Noch nicht genug? Na, dann: Deckel drauf. Das Verdeck lässt sich per virtuellem Schieberegler auf dem Monitor bedienen, was durchaus dazu führen kann, dass du mit halb geöffnetem Dach umherfährst, weil der Zeigefinger um einen halben Millimeter verrutscht ist. Und: Der Monitor kann richtig heiß werden. Gut, dass es dafür alternativ eine Taste in der Leiste unterhalb des Monitors gibt. Der Hauptkritikpunkt am Dach: Windgeräusche bereits ab rund 100 km/h im oberen Bereich der Fahrer-Seitenscheiben. Bevor Sie fragen: Die Scheibe war vollständig geschlossen.
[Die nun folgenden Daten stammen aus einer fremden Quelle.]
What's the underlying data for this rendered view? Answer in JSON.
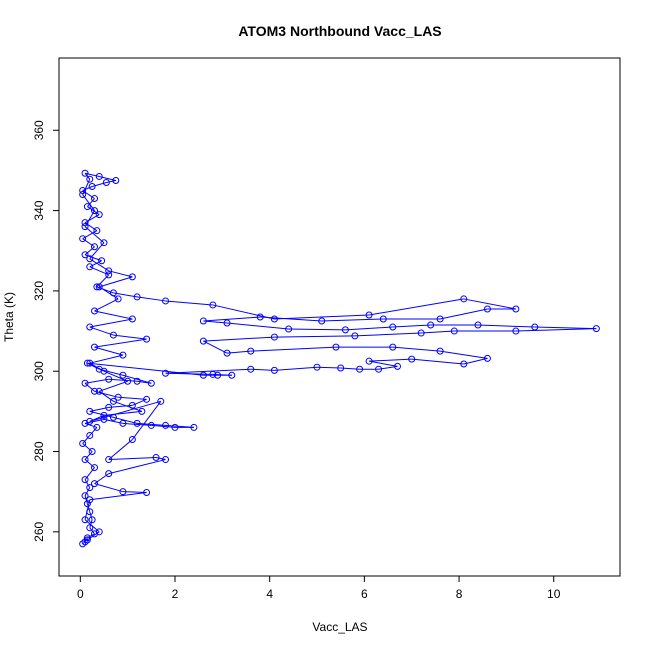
{
  "chart_data": {
    "type": "scatter",
    "title": "ATOM3 Northbound Vacc_LAS",
    "xlabel": "Vacc_LAS",
    "ylabel": "Theta (K)",
    "xlim": [
      -0.45,
      11.4
    ],
    "ylim": [
      249,
      378
    ],
    "xticks": [
      0,
      2,
      4,
      6,
      8,
      10
    ],
    "yticks": [
      260,
      280,
      300,
      320,
      340,
      360
    ],
    "grid": false,
    "legend": "none",
    "connect_points": true,
    "series": [
      {
        "color": "#0000ff",
        "points": [
          [
            0.05,
            257
          ],
          [
            0.1,
            257.5
          ],
          [
            0.15,
            258.5
          ],
          [
            0.3,
            259.5
          ],
          [
            0.2,
            261
          ],
          [
            0.25,
            263
          ],
          [
            0.2,
            265
          ],
          [
            0.15,
            267
          ],
          [
            0.1,
            269
          ],
          [
            0.2,
            271
          ],
          [
            0.1,
            273
          ],
          [
            0.3,
            276
          ],
          [
            0.1,
            278
          ],
          [
            0.25,
            280
          ],
          [
            0.05,
            282
          ],
          [
            0.2,
            284
          ],
          [
            0.35,
            286
          ],
          [
            0.1,
            287
          ],
          [
            0.5,
            288
          ],
          [
            0.9,
            287
          ],
          [
            1.5,
            286.5
          ],
          [
            2.0,
            286
          ],
          [
            2.4,
            286
          ],
          [
            1.8,
            286.5
          ],
          [
            1.2,
            287
          ],
          [
            0.7,
            288.5
          ],
          [
            0.2,
            290
          ],
          [
            0.6,
            291
          ],
          [
            1.1,
            291.5
          ],
          [
            1.4,
            293
          ],
          [
            0.8,
            293.5
          ],
          [
            0.3,
            295
          ],
          [
            0.1,
            297
          ],
          [
            0.6,
            298
          ],
          [
            1.2,
            297.5
          ],
          [
            1.5,
            297
          ],
          [
            0.9,
            299
          ],
          [
            0.4,
            300.5
          ],
          [
            0.15,
            302
          ],
          [
            2.6,
            299
          ],
          [
            2.9,
            299
          ],
          [
            3.2,
            299
          ],
          [
            2.8,
            299.2
          ],
          [
            1.8,
            299.5
          ],
          [
            3.6,
            300.5
          ],
          [
            4.1,
            300.2
          ],
          [
            5.0,
            301
          ],
          [
            5.5,
            300.8
          ],
          [
            5.9,
            300.5
          ],
          [
            6.3,
            300.5
          ],
          [
            6.7,
            301.2
          ],
          [
            6.1,
            302.5
          ],
          [
            7.0,
            303
          ],
          [
            8.1,
            301.8
          ],
          [
            8.6,
            303.2
          ],
          [
            7.6,
            305
          ],
          [
            6.6,
            306
          ],
          [
            5.4,
            306
          ],
          [
            3.6,
            305
          ],
          [
            3.1,
            304.5
          ],
          [
            2.6,
            307.5
          ],
          [
            4.1,
            308.5
          ],
          [
            5.8,
            308.8
          ],
          [
            7.2,
            309.5
          ],
          [
            7.9,
            310
          ],
          [
            9.2,
            310
          ],
          [
            10.9,
            310.6
          ],
          [
            9.6,
            311
          ],
          [
            8.4,
            311.5
          ],
          [
            7.4,
            311.5
          ],
          [
            6.6,
            311
          ],
          [
            5.6,
            310.3
          ],
          [
            4.4,
            310.5
          ],
          [
            3.1,
            312
          ],
          [
            2.6,
            312.5
          ],
          [
            3.8,
            313.5
          ],
          [
            5.1,
            312.5
          ],
          [
            6.4,
            313
          ],
          [
            7.6,
            313
          ],
          [
            8.6,
            315.5
          ],
          [
            9.2,
            315.5
          ],
          [
            8.1,
            318
          ],
          [
            6.1,
            314
          ],
          [
            4.1,
            313
          ],
          [
            2.8,
            316.5
          ],
          [
            1.8,
            317.5
          ],
          [
            1.2,
            318.5
          ],
          [
            0.7,
            319.5
          ],
          [
            0.35,
            321
          ],
          [
            0.6,
            324
          ],
          [
            0.2,
            326
          ],
          [
            0.45,
            327.5
          ],
          [
            0.1,
            329
          ],
          [
            0.3,
            331
          ],
          [
            0.05,
            333
          ],
          [
            0.35,
            335
          ],
          [
            0.1,
            337
          ],
          [
            0.4,
            339
          ],
          [
            0.15,
            341
          ],
          [
            0.3,
            343
          ],
          [
            0.05,
            345
          ],
          [
            0.25,
            346
          ],
          [
            0.55,
            347
          ],
          [
            0.75,
            347.5
          ],
          [
            0.4,
            348.5
          ],
          [
            0.1,
            349.3
          ],
          [
            0.2,
            347.8
          ],
          [
            0.05,
            344
          ],
          [
            0.3,
            340
          ],
          [
            0.1,
            336
          ],
          [
            0.5,
            332
          ],
          [
            0.2,
            328
          ],
          [
            0.6,
            325
          ],
          [
            1.1,
            323.5
          ],
          [
            0.4,
            321
          ],
          [
            0.8,
            318
          ],
          [
            0.3,
            315
          ],
          [
            1.1,
            313
          ],
          [
            0.2,
            311
          ],
          [
            0.7,
            309
          ],
          [
            1.4,
            308
          ],
          [
            0.3,
            306
          ],
          [
            0.9,
            304
          ],
          [
            0.2,
            302
          ],
          [
            0.5,
            300
          ],
          [
            1.0,
            297.5
          ],
          [
            0.4,
            295
          ],
          [
            0.7,
            292.5
          ],
          [
            1.3,
            290
          ],
          [
            0.5,
            289
          ],
          [
            0.2,
            287.5
          ],
          [
            1.7,
            292.5
          ],
          [
            1.1,
            283
          ],
          [
            0.6,
            278
          ],
          [
            1.6,
            278.5
          ],
          [
            1.8,
            278
          ],
          [
            0.6,
            274.5
          ],
          [
            0.3,
            272
          ],
          [
            0.9,
            270
          ],
          [
            1.4,
            269.8
          ],
          [
            0.2,
            268
          ],
          [
            0.1,
            263
          ],
          [
            0.4,
            260
          ],
          [
            0.15,
            258
          ]
        ]
      }
    ]
  }
}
Wo wir gerade hier sind: Die Materialien der Türtafel wirken prinzipiell sehr hochwertig. Nur der Kunststoff des Zuziehgriffs, der sich ebenfalls in der Mittelkonsole findet, scheint sich praktisch von selbst mit Fingerabdrücken zu überziehen – beinahe schlimmer als der berührungssensitive Monitor mit der zwar nicht hundertprozentig intuitiven, jedoch leicht erlernbaren Menüstruktur. In dem stecken nahezu alle Funktionen des SL, sei es Klimatisierung, das Assistenzarsenal oder die unterschiedlichen Fahrmodi, die das Ansprechverhalten des Motors, die Getriebekennlinie, die Dämpferhärte sowie das Fahrdynamik-Regelsystem beeinflussen. Dessen Arbeitsweise lässt sich unter normalen Verkehrsbedingungen nicht ermitteln, zu hoch liegt der mechanische Grip.
Was will der SL sein?
Selbst auf der Teststrecke braucht es rohe Gewalt am Lenkrad oder absurd hohes Tempo, unter Umständen sogar beides, um die sehr präzisen, pointierten Regeleingriffe zu erleben. Weil wir gerade schon Unfug treiben, ließe sich doch jetzt dieser aus dem E 63 bekannte Drift-Modus … – nein. Gibt’s nicht im SL, es gehöre sich dort nicht, lässt Mercedes-AMG verlauten. Warum sich dann allerdings in einem Untermenü ein Rennstrecken-Modus findet, der die kamerabasierten Assistenzsysteme pausieren lässt? Man weiß es nicht. Jedenfalls poppt ebenso wie die Grafik-Goodie-Meldung immer mal wieder der Verdacht auf, dass der SL sich nicht recht entscheiden mag, welche Zielgruppe er nun wirklich zufriedenstellen soll. Stürmischer Sportwagen? Komfortables Hightech-Cabrio? Einfach nur von beidem ein bisschen?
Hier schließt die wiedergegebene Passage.